Our siblings are evil. They all told me I looked regal and intimidating. Mother even said they gave me an air of maturity! How could they betray in such a manner? Kate found that traumatizing portrait on my desk and laughed herself into hiccups and tears. She is now insisting on having that abomination framed! Why did you not say anything?
Betrayed by all,
Ant
Brother,
Oh Anthony, "an air of maturity" is a demure way of calling someone old. Frankly, it never crossed my mind you could be unaware of how terrible you looked. I thought it was the reason you consumed so much Whiskey that season. I just assumed you lost some sort of bet. I did not comment as I did not want to add insult to injury. After all, the only other gentlemen with such prominent sideburns were Lord Rutledge, Lord Cowper, and my papa.
Most amused,
Pen
Colin,
I never would have imagined marriage could make your table manners even more appalling. Really Col, could you not just enjoy your melon without such dramatics? You are such a beast. Good grief by the time you were done with that unfortunate melon slice you were wearing most of its juices on your chin, neck and hands. Christ even little Auggie managed to enjoy his fruit with more refinement than you. Although I see now why you removed your cravat before eating.

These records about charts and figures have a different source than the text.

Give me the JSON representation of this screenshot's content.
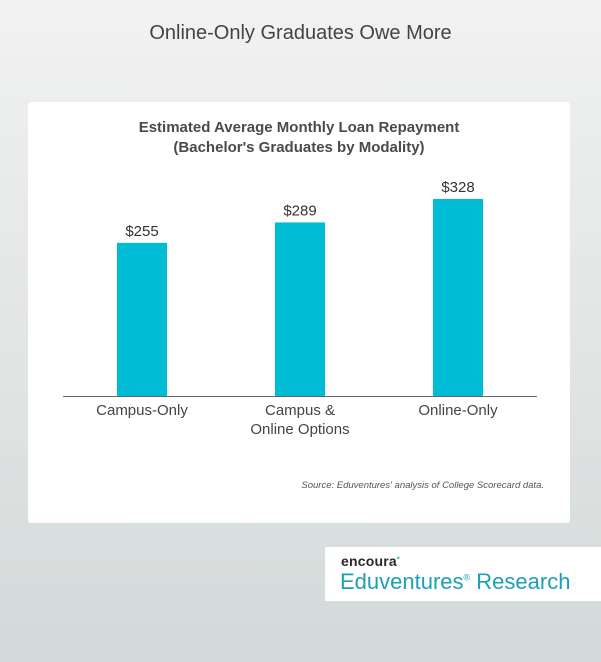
{
  "page": {
    "title": "Online-Only Graduates Owe More"
  },
  "chart": {
    "title_line1": "Estimated Average Monthly Loan Repayment",
    "title_line2": "(Bachelor's Graduates by Modality)",
    "source": "Source: Eduventures' analysis of College Scorecard data.",
    "bar_color": "#00bcd4",
    "axis_color": "#666666"
  },
  "brand": {
    "top": "encoura",
    "top_mark": "•",
    "bottom_name": "Eduventures",
    "bottom_reg": "®",
    "bottom_suffix": "Research"
  },
  "chart_data": {
    "type": "bar",
    "title": "Estimated Average Monthly Loan Repayment (Bachelor's Graduates by Modality)",
    "categories": [
      [
        "Campus-Only"
      ],
      [
        "Campus &",
        "Online Options"
      ],
      [
        "Online-Only"
      ]
    ],
    "values": [
      255,
      289,
      328
    ],
    "value_labels": [
      "$255",
      "$289",
      "$328"
    ],
    "xlabel": "",
    "ylabel": "",
    "ylim": [
      0,
      328
    ],
    "grid": false,
    "legend": "none"
  }
}
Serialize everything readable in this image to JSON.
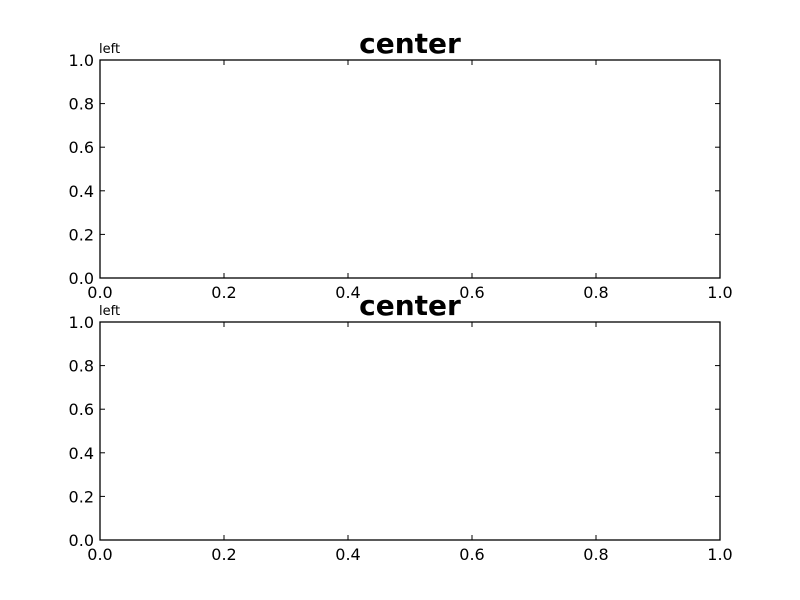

I thought poor Pen would expire from sheer mortification. I was genuinely concerned over how flushed she appeared over your lack of decorum. Sincerely brother, you need to work on that. Our Penelope should not have to flee the table out of embarrassment from your boorish habits. I expect better from you going forward, Col.
Did you know why Anthony and Daphne were so outraged by your performance? One would think they would be use to how disgusting it is to watch you eat by now. Honestly I do not think you even learned to chew with your mouth closed until you were 19. Anthony went so far as to ban melon from all future meals! Benedict, Simon and Kate were terribly amused by your behavior for some reason.
Give Pen and the niblings my love when you apologize for embarrassing her so. I must say you have given me the most inspired idea to scare off suitors.
Ashamed of you,
El
El,
I assure you I have spent a lot of time on my knees in penance. My wife can be very demanding when properly riled up.